The information is to be discussed during parliament’s Work and Pensions Committee’s pension freedom inquiry on the success or failure of the relatively new scheme. The pension freedom legislation was introduced in April 2015, in spite of governmental fears the 25 per cent tax-free withdrawals would be wasted on luxury cars, long holidays overseas and other un-British excesses. The results of the inquiry are expected to be a mix of disastrous excess and frugal money management, with some benefiting and other wishing they hadn’t succumbed to wants rather than needs.

One retirement saver apparently blew his 25 per cent tax-free sum and blew it all on a new car, gambling and drinking, although his history of dealing with the financial side of everyday living had marked him as the ideal candidate for the scheme. After he’d had the time of his life, he returned to his old lifestyle of stability and monetary common sense.

Another told the committee he’d purchased a shepherd’s hut in order to rent it out to holidaymakers wanting to experience old-style life. His pension fund was worth a modest £46,000, an amount which could have given him an annual annuity-based lifetime income of £1,600. His shepherd’s hut now nets him rentals of £6,000 a year, making up his annual retirement income to just under £19,000. He’s now 60 years of age, and told the committee pensions freedoms were the only decent thing the then Chancellor had done for him.
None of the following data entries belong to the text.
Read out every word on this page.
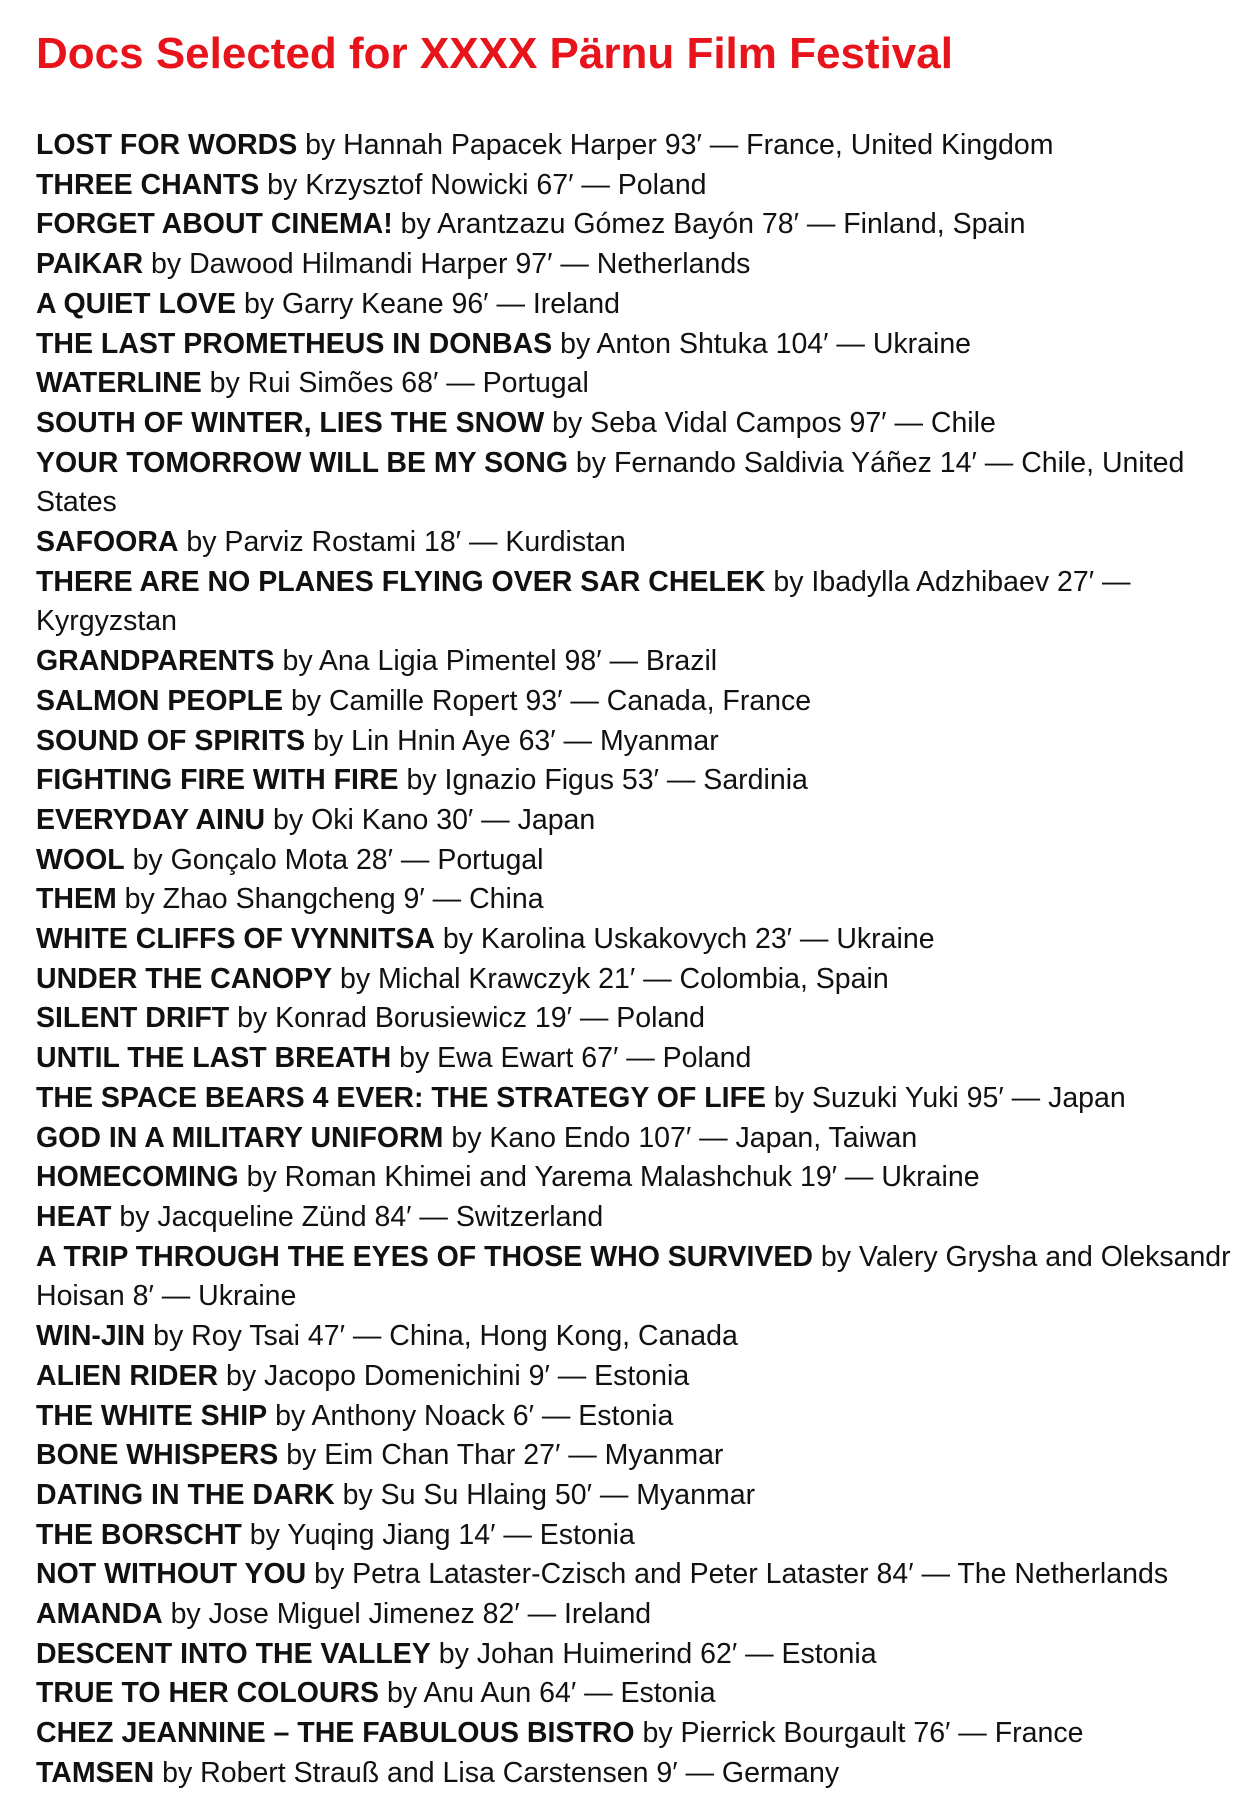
Docs Selected for XXXX Pärnu Film Festival
LOST FOR WORDS by Hannah Papacek Harper 93′ — France, United Kingdom
THREE CHANTS by Krzysztof Nowicki 67′ — Poland
FORGET ABOUT CINEMA! by Arantzazu Gómez Bayón 78′ — Finland, Spain
PAIKAR by Dawood Hilmandi Harper 97′ — Netherlands
A QUIET LOVE by Garry Keane 96′ — Ireland
THE LAST PROMETHEUS IN DONBAS by Anton Shtuka 104′ — Ukraine
WATERLINE by Rui Simões 68′ — Portugal
SOUTH OF WINTER, LIES THE SNOW by Seba Vidal Campos 97′ — Chile
YOUR TOMORROW WILL BE MY SONG by Fernando Saldivia Yáñez 14′ — Chile, United States
SAFOORA by Parviz Rostami 18′ — Kurdistan
THERE ARE NO PLANES FLYING OVER SAR CHELEK by Ibadylla Adzhibaev 27′ — Kyrgyzstan
GRANDPARENTS by Ana Ligia Pimentel 98′ — Brazil
SALMON PEOPLE by Camille Ropert 93′ — Canada, France
SOUND OF SPIRITS by Lin Hnin Aye 63′ — Myanmar
FIGHTING FIRE WITH FIRE by Ignazio Figus 53′ — Sardinia
EVERYDAY AINU by Oki Kano 30′ — Japan
WOOL by Gonçalo Mota 28′ — Portugal
THEM by Zhao Shangcheng 9′ — China
WHITE CLIFFS OF VYNNITSA by Karolina Uskakovych 23′ — Ukraine
UNDER THE CANOPY by Michal Krawczyk 21′ — Colombia, Spain
SILENT DRIFT by Konrad Borusiewicz 19′ — Poland
UNTIL THE LAST BREATH by Ewa Ewart 67′ — Poland
THE SPACE BEARS 4 EVER: THE STRATEGY OF LIFE by Suzuki Yuki 95′ — Japan
GOD IN A MILITARY UNIFORM by Kano Endo 107′ — Japan, Taiwan
HOMECOMING by Roman Khimei and Yarema Malashchuk 19′ — Ukraine
HEAT by Jacqueline Zünd 84′ — Switzerland
A TRIP THROUGH THE EYES OF THOSE WHO SURVIVED by Valery Grysha and Oleksandr Hoisan 8′ — Ukraine
WIN-JIN by Roy Tsai 47′ — China, Hong Kong, Canada
ALIEN RIDER by Jacopo Domenichini 9′ — Estonia
THE WHITE SHIP by Anthony Noack 6′ — Estonia
BONE WHISPERS by Eim Chan Thar 27′ — Myanmar
DATING IN THE DARK by Su Su Hlaing 50′ — Myanmar
THE BORSCHT by Yuqing Jiang 14′ — Estonia
NOT WITHOUT YOU by Petra Lataster-Czisch and Peter Lataster 84′ — The Netherlands
AMANDA by Jose Miguel Jimenez 82′ — Ireland
DESCENT INTO THE VALLEY by Johan Huimerind 62′ — Estonia
TRUE TO HER COLOURS by Anu Aun 64′ — Estonia
CHEZ JEANNINE – THE FABULOUS BISTRO by Pierrick Bourgault 76′ — France
TAMSEN by Robert Strauß and Lisa Carstensen 9′ — Germany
An illustration of the possible benefits of pension freedoms was provided by a saver who’d taken a lump sum early in order to avoid having to breach the so-called ‘lifetime allowance’. He bought a boat and left the rest of his cash invested. If he’d just left his entire savings alone, the fund would have topped the one million pension savings limit and been taxed at 40 per cent.

The downside, according to a number of frustrated pension savers, was HMRC’s upfront tax grabs at excessively high rates on their withdrawals, plus the time it took to refund the cash. MPs heard suggestions that the British taxman should change its rules and speed up the process of refunding. For upcoming retirees who intend to use their 25 per cent withdrawals to help get them settled as expatriates overseas, it makes sense to get professional advice well in advance of leaving the UK, thus allowing enough time for HMRC’s wheels to grind slowly.